NEW YORK ( TheStreet) -- Sunday morning at Midnight, the National Hockey League (NHL) locked out its players.
As the NHLPA noted in this excellent YouTube video, the players were willing to hit the ice without a deal and keep bargaining.
Make no mistake about it. This is NHL commissioner Gary Bettman's lockout. And it's the lockout of major market owners who refuse to share record revenues equitably.I'm furious that this has happened. NHL players have conceded more than professionals in any other sport. If Bettman did his job effectively, this issue, which we saw coming like the fiscal cliff, would have been dealt with over the last year or two. As down as I am, I managed to get excited for a second. At least I could write one of those articles I have seen come out during labor disputes in other sports -- 5 Stocks That the NBA Lockout Could Hurt. Then, I woke up. It's hockey. "Nobody" cares. The NHL does not move markets like the NBA or even the flash in the pan that was Linsanity Of course, millions actually do care, but when you broaden the context, you get the responses I received on Twitter over the weekend. That one, from a former colleague of mine, Denver sportscaster Chad Andrus, tends toward the most popular. It's football season and nobody cares about hockey.
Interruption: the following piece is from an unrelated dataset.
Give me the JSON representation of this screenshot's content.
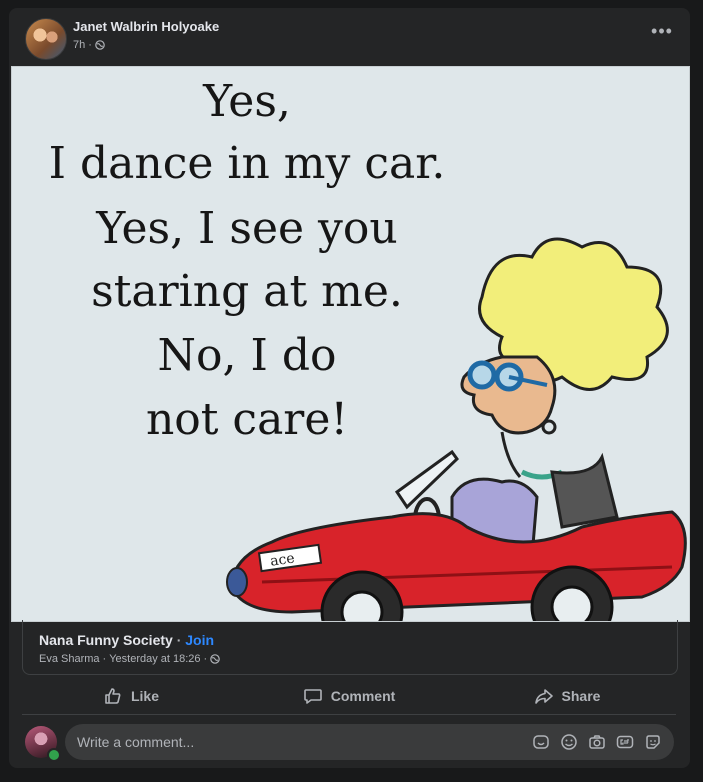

Another guy on Twitter welcomed me to the NBA season. As much as I want to argue with these folks, I know they're right. Diehard hockey fans will come back stronger than ever. Work stoppages --whether over the summer or labor-related -- create pent-up demand for the core fan. But you're not going to get the casual sports fan who doesn't understand the culture or rules of hockey yet, let alone why players and owners can't come to an agreement. A lockout kills momentum with respect to that bunch. So, in a sport that "nobody" cares about, will any publicly traded companies suffer ill effects? The lockout could cause some problems for Canada's Rogers Communications (RCI - Get Report) and BCE (BCE - Get Report). Not only did they recently close on the joint purchase of the Toronto Maple Leafs, but no hockey will hit media revenue, which will deal a blow to that potentially prolific segment.